Computing power on data platforms: Which GPUs are better suited for deep learning and databases?

Computing power on data platforms: Which GPUs are better suited for deep learning and databases?

[[190035]]
Image from Visual China

Recently, Google disclosed the details of TPU (Tensor Processing Unit) at ISCA2017. Following the Haswell CPU and Tesla K80 GPU , it added a high-performance weapon specifically for machine learning and neural networks.

Data Analysis and GPUs

GPU can not only realize many functions of database, but also realize real-time analysis with its powerful computing power. MapD and Kinetica are two well-known companies in this field. MapD uses NVIDIA Tesla K40/K80 to realize a database based on SQL and column storage, which does not require indexes and is good at any combination of conditional queries (Where), aggregation (Groupby), etc., realizing the BI function of traditional relational databases and facilitating users to freely perform multi-conditional queries. The performance advantage is also obvious (especially the response time).
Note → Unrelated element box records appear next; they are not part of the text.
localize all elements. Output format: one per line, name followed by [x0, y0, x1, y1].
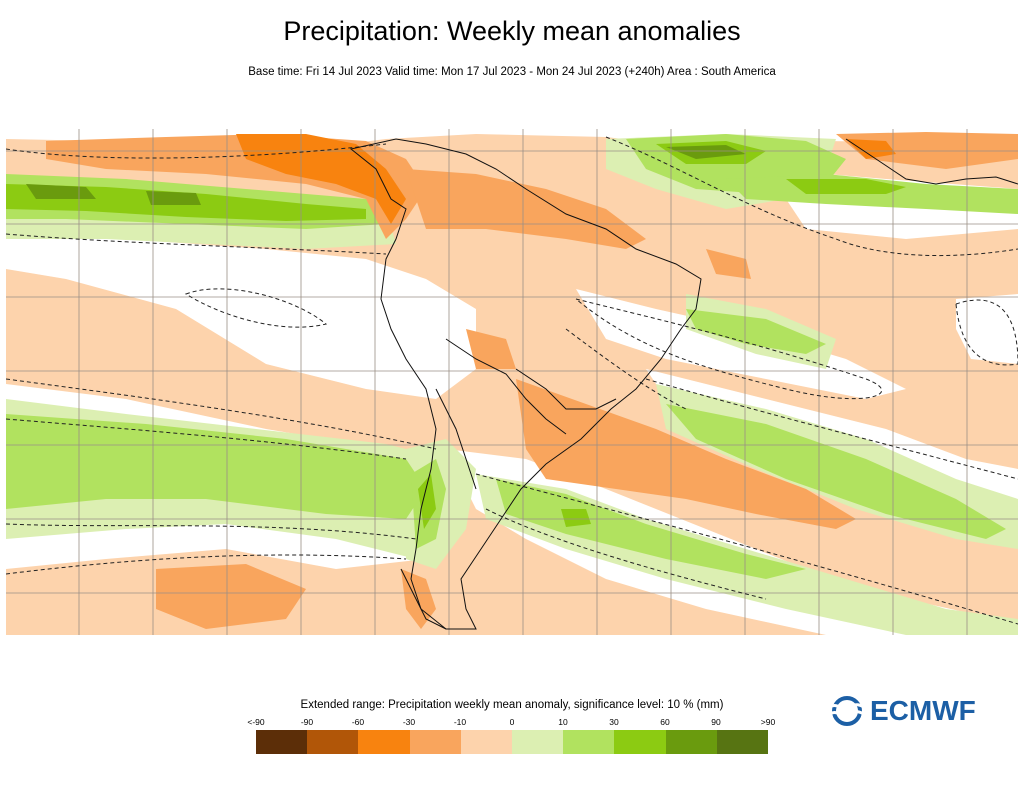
legend-label: -60 — [351, 717, 365, 727]
legend-swatch — [307, 730, 359, 754]
legend-swatch — [563, 730, 615, 754]
legend-label: -90 — [300, 717, 314, 727]
legend-label: 60 — [660, 717, 670, 727]
very-strong-positive-band — [666, 145, 746, 159]
negative-anomaly-band — [406, 169, 646, 249]
positive-anomaly-band — [496, 479, 806, 579]
ecmwf-logo-text: ECMWF — [870, 695, 976, 726]
page-subtitle: Base time: Fri 14 Jul 2023 Valid time: M… — [248, 66, 776, 78]
strong-positive-band — [561, 509, 591, 527]
strong-positive-band — [418, 474, 436, 529]
legend-label: 30 — [609, 717, 619, 727]
very-strong-positive-band — [146, 191, 201, 205]
strong-positive-band — [786, 179, 906, 194]
legend-label: -10 — [453, 717, 467, 727]
ecmwf-logo: ECMWF — [826, 694, 986, 728]
significance-contours — [6, 136, 1018, 625]
legend-swatch — [409, 730, 461, 754]
legend-label: -30 — [402, 717, 416, 727]
negative-anomaly-band — [466, 329, 516, 369]
page-title: Precipitation: Weekly mean anomalies — [283, 16, 741, 46]
positive-anomaly-band — [666, 404, 1006, 539]
legend-labels: <-90 -90 -60 -30 -10 0 10 30 60 90 >90 — [246, 717, 778, 729]
legend-swatch — [512, 730, 564, 754]
positive-anomaly-band — [6, 414, 426, 519]
legend-swatch — [358, 730, 410, 754]
strong-negative-band — [846, 139, 896, 159]
very-strong-positive-band — [26, 184, 96, 199]
legend-swatch — [614, 730, 666, 754]
neutral-band — [186, 289, 326, 334]
negative-anomaly-band — [706, 249, 751, 279]
legend-label: 90 — [711, 717, 721, 727]
legend-swatch — [665, 730, 717, 754]
legend-swatch — [460, 730, 513, 754]
strong-negative-band — [236, 134, 406, 224]
legend-label: <-90 — [247, 717, 265, 727]
legend-title: Extended range: Precipitation weekly mea… — [300, 699, 724, 711]
legend-label: 10 — [558, 717, 568, 727]
legend-label: 0 — [509, 717, 515, 727]
ecmwf-logo-icon — [829, 696, 865, 726]
legend-swatch — [256, 730, 308, 754]
positive-anomaly-band — [686, 309, 826, 354]
negative-anomaly-band — [516, 379, 856, 529]
neutral-band — [956, 294, 1018, 364]
legend-label: >90 — [760, 717, 776, 727]
neutral-band — [446, 449, 1018, 635]
legend-swatch — [716, 730, 769, 754]
legend-colorbar — [256, 730, 769, 754]
negative-anomaly-band — [156, 564, 306, 629]
coastlines — [349, 138, 1018, 630]
anomaly-map — [6, 129, 1018, 635]
graticule — [6, 129, 1018, 635]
For example, MapD expanded the data of all flights arriving and departing from the United States from 1987 to 2008 by 10 times and executed a report task that scanned the entire table, such as "SELECT...GROUP BY..." A server with 8 Tesla K40 graphics cards (8 cores/384G RAM/SSD) is 50-100 times faster than an in-memory database cluster consisting of 3 servers (32 cores/244G RAM/SSD).

Another major feature of the GPU database is visual rendering and drawing. The buffer of OpenGL and other programs is directly mapped to the video memory space in the GPU CUDA, and rendered on the spot without copying the results from the memory to the GPU, which can achieve high frame rate animation. It can also be drawn on the spot into PNG or video stream and then sent to the client, greatly reducing the amount of data transmitted over the network. These advantages have attracted many developers.
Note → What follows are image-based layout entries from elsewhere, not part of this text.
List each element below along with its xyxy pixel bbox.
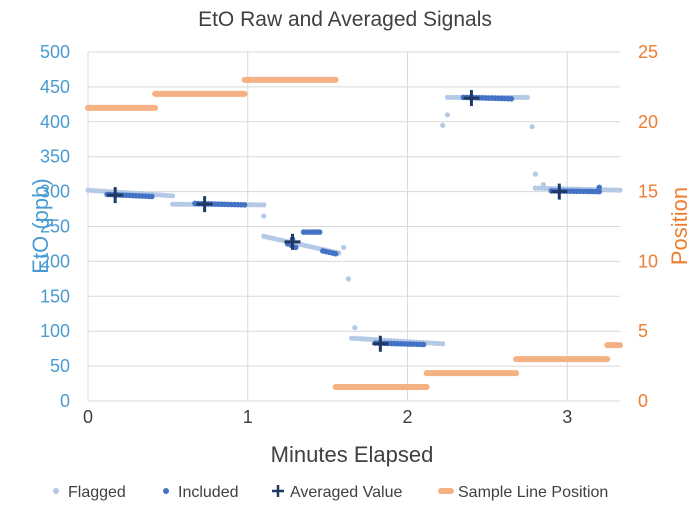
flagged-point — [529, 124, 535, 130]
axis-ticks: 0501001502002503003504004505000510152025… — [40, 42, 658, 427]
included-point — [596, 188, 603, 195]
y-tick-label: 100 — [40, 321, 70, 341]
y2-tick-label: 10 — [638, 251, 658, 271]
included-point — [420, 341, 427, 348]
y-tick-label: 50 — [50, 356, 70, 376]
y2-tick-label: 0 — [638, 391, 648, 411]
grid-lines — [87, 51, 620, 402]
averaged-value-marker — [372, 335, 389, 352]
y-tick-label: 350 — [40, 147, 70, 167]
y-tick-label: 150 — [40, 286, 70, 306]
flagged-point — [524, 94, 530, 100]
averaged-value-marker — [107, 187, 124, 204]
legend: Flagged Included Averaged Value Sample Line… — [53, 484, 608, 501]
averaged-value-marker — [284, 233, 301, 250]
flagged-point — [444, 112, 451, 118]
y-axis-label-right: Position — [667, 187, 692, 265]
averaged-value-marker — [551, 183, 568, 200]
legend-marker — [53, 488, 59, 494]
series-included — [104, 94, 603, 348]
x-tick-label: 1 — [243, 407, 253, 427]
flagged-point — [540, 182, 546, 188]
y2-tick-label: 20 — [638, 112, 658, 132]
legend-label: Averaged Value — [290, 484, 402, 501]
legend-item: Included — [163, 484, 239, 501]
averaged-value-marker — [463, 90, 480, 107]
included-point — [241, 202, 248, 208]
flagged-point — [617, 187, 623, 193]
flagged-point — [170, 193, 176, 199]
y-tick-label: 500 — [40, 42, 70, 62]
y-tick-label: 300 — [40, 182, 70, 202]
legend-label: Included — [178, 484, 239, 501]
legend-label: Sample Line Position — [458, 484, 608, 501]
flagged-point — [440, 122, 446, 128]
legend-item: Sample Line Position — [438, 484, 608, 501]
included-point — [316, 229, 323, 235]
included-point — [149, 193, 155, 200]
y-axis-label-left: EtO (ppb) — [28, 178, 53, 273]
chart-title: EtO Raw and Averaged Signals — [198, 8, 492, 31]
included-point — [596, 184, 603, 191]
y-tick-label: 200 — [40, 251, 70, 271]
x-axis-label: Minutes Elapsed — [271, 442, 434, 467]
included-point — [292, 244, 299, 251]
y2-tick-label: 15 — [638, 182, 658, 202]
flagged-point — [440, 341, 446, 347]
included-point — [332, 250, 339, 257]
x-tick-label: 0 — [83, 407, 93, 427]
legend-marker — [163, 488, 169, 494]
series-averaged-value — [107, 90, 568, 352]
flagged-point — [532, 171, 538, 177]
flagged-point — [261, 202, 267, 208]
x-tick-label: 3 — [562, 407, 572, 427]
flagged-point — [345, 276, 352, 282]
flagged-point — [261, 213, 267, 219]
x-tick-label: 2 — [403, 407, 413, 427]
y-tick-label: 250 — [40, 217, 70, 237]
legend-label: Flagged — [68, 484, 126, 501]
y-tick-label: 0 — [60, 391, 70, 411]
flagged-point — [352, 325, 358, 331]
y2-tick-label: 25 — [638, 42, 658, 62]
averaged-value-marker — [196, 196, 213, 213]
y-tick-label: 400 — [40, 112, 70, 132]
flagged-point — [341, 244, 347, 251]
series-flagged — [85, 94, 623, 347]
y2-tick-label: 5 — [638, 321, 648, 341]
legend-item: Averaged Value — [272, 484, 402, 501]
included-point — [508, 95, 515, 102]
legend-item: Flagged — [53, 484, 126, 501]
y-tick-label: 450 — [40, 77, 70, 97]
series-sample-line-position — [85, 76, 623, 391]
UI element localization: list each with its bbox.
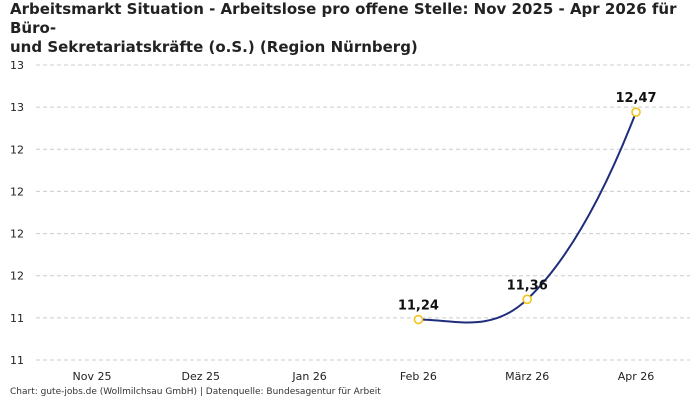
y-tick-label: 11	[10, 354, 24, 367]
series-line	[418, 111, 637, 324]
data-label: 11,36	[507, 278, 548, 293]
chart-title-line-2: und Sekretariatskräfte (o.S.) (Region Nü…	[10, 38, 418, 56]
y-tick-label: 12	[10, 143, 24, 156]
data-point-marker	[522, 294, 533, 305]
y-tick-label: 12	[10, 228, 24, 241]
y-tick-label: 13	[10, 59, 24, 72]
x-tick-label: Jan 26	[291, 370, 326, 383]
data-point-marker	[413, 314, 424, 325]
x-tick-label: März 26	[505, 370, 549, 383]
data-label: 12,47	[615, 91, 656, 106]
data-point-marker	[631, 107, 641, 117]
data-label: 11,24	[398, 299, 439, 314]
y-tick-label: 12	[10, 185, 24, 198]
y-tick-label: 11	[10, 312, 24, 325]
x-tick-label: Dez 25	[182, 370, 221, 383]
x-tick-label: Nov 25	[73, 370, 112, 383]
x-tick-label: Apr 26	[618, 370, 655, 383]
y-tick-label: 12	[10, 270, 24, 283]
y-tick-label: 13	[10, 101, 24, 114]
chart-title: Arbeitsmarkt Situation - Arbeitslose pro…	[10, 0, 690, 57]
chart-title-line-1: Arbeitsmarkt Situation - Arbeitslose pro…	[10, 0, 677, 37]
x-tick-label: Feb 26	[400, 370, 437, 383]
chart-footer: Chart: gute-jobs.de (Wollmilchsau GmbH) …	[10, 387, 381, 397]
A well-known company in real-time analysis is Kinetica. They started out analyzing 250 data streams in real time for US intelligence agencies. Now they can use 10 nodes and 200,000 sensors to provide 15,000 parallel real-time analysis, logistics routing calculations, and scheduling for the US Postal Service (USPS).
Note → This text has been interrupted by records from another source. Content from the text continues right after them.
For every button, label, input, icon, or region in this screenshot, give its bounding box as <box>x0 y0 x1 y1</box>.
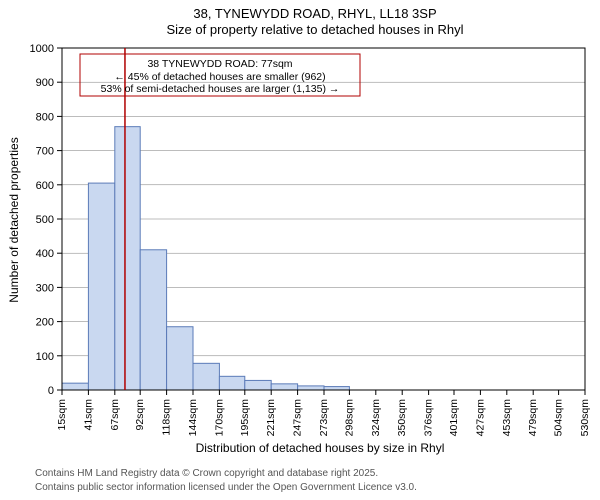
x-tick-label: 92sqm <box>134 399 146 431</box>
histogram-bar <box>115 127 140 390</box>
histogram-bar <box>298 386 324 390</box>
histogram-bar <box>245 380 271 390</box>
x-tick-label: 376sqm <box>423 399 435 437</box>
x-tick-label: 504sqm <box>553 399 565 437</box>
x-tick-label: 324sqm <box>370 399 382 437</box>
y-tick-label: 600 <box>36 180 54 192</box>
histogram-bar <box>193 363 219 390</box>
callout-line-1: 38 TYNEWYDD ROAD: 77sqm <box>147 58 292 70</box>
histogram-bar <box>167 327 193 390</box>
x-tick-label: 195sqm <box>239 399 251 437</box>
y-tick-label: 200 <box>36 317 54 329</box>
histogram-bar <box>140 250 166 390</box>
histogram-bar <box>324 387 349 390</box>
x-tick-label: 298sqm <box>343 399 355 437</box>
x-tick-label: 41sqm <box>82 399 94 431</box>
x-tick-label: 118sqm <box>161 399 173 436</box>
x-tick-label: 15sqm <box>56 399 68 431</box>
x-tick-label: 221sqm <box>265 399 277 437</box>
y-tick-label: 400 <box>36 248 54 260</box>
y-tick-label: 0 <box>48 385 54 397</box>
y-tick-label: 800 <box>36 111 54 123</box>
x-tick-label: 401sqm <box>448 399 460 437</box>
x-axis-label: Distribution of detached houses by size … <box>196 441 445 455</box>
x-tick-label: 427sqm <box>474 399 486 437</box>
x-tick-label: 273sqm <box>318 399 330 437</box>
x-tick-label: 530sqm <box>579 399 591 437</box>
y-tick-label: 100 <box>36 351 54 363</box>
chart-title: 38, TYNEWYDD ROAD, RHYL, LL18 3SP <box>193 6 436 21</box>
y-tick-label: 700 <box>36 146 54 158</box>
chart-subtitle: Size of property relative to detached ho… <box>166 22 463 37</box>
x-tick-label: 350sqm <box>396 399 408 437</box>
attribution-line-1: Contains HM Land Registry data © Crown c… <box>35 468 378 479</box>
y-axis-label: Number of detached properties <box>7 137 21 302</box>
callout-line-3: 53% of semi-detached houses are larger (… <box>101 83 340 95</box>
histogram-chart: 38, TYNEWYDD ROAD, RHYL, LL18 3SP Size o… <box>0 0 600 500</box>
x-tick-label: 247sqm <box>292 399 304 437</box>
attribution-line-2: Contains public sector information licen… <box>35 482 417 493</box>
histogram-bar <box>271 384 297 390</box>
y-tick-label: 1000 <box>30 43 54 55</box>
histogram-bar <box>62 383 88 390</box>
histogram-bar <box>88 183 114 390</box>
y-tick-label: 500 <box>36 214 54 226</box>
histogram-bar <box>219 376 244 390</box>
y-tick-label: 900 <box>36 77 54 89</box>
x-tick-label: 170sqm <box>213 399 225 437</box>
x-tick-label: 67sqm <box>109 399 121 431</box>
callout-line-2: ← 45% of detached houses are smaller (96… <box>114 71 325 83</box>
x-tick-label: 479sqm <box>527 399 539 437</box>
y-tick-label: 300 <box>36 282 54 294</box>
x-tick-label: 453sqm <box>501 399 513 437</box>
x-tick-label: 144sqm <box>187 399 199 437</box>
There are more and more users in my country who use GPUs for analysis and mining, and there are also many friends who want to learn more. The fastest way to get started is to repeat the experiments of predecessors. The development environment and experiments in Accelerating SQL Database Operations on a GPU with CUDA at the University of Virginia are worth learning from. They used a NVIDIA Tesla C1060 with 4G video memory on a low-end server (Xeon X5550 (2.66GHz/4 cores), 5G RAM), and used a table of 5 million rows for query and aggregation, with a response time of 30-60 milliseconds.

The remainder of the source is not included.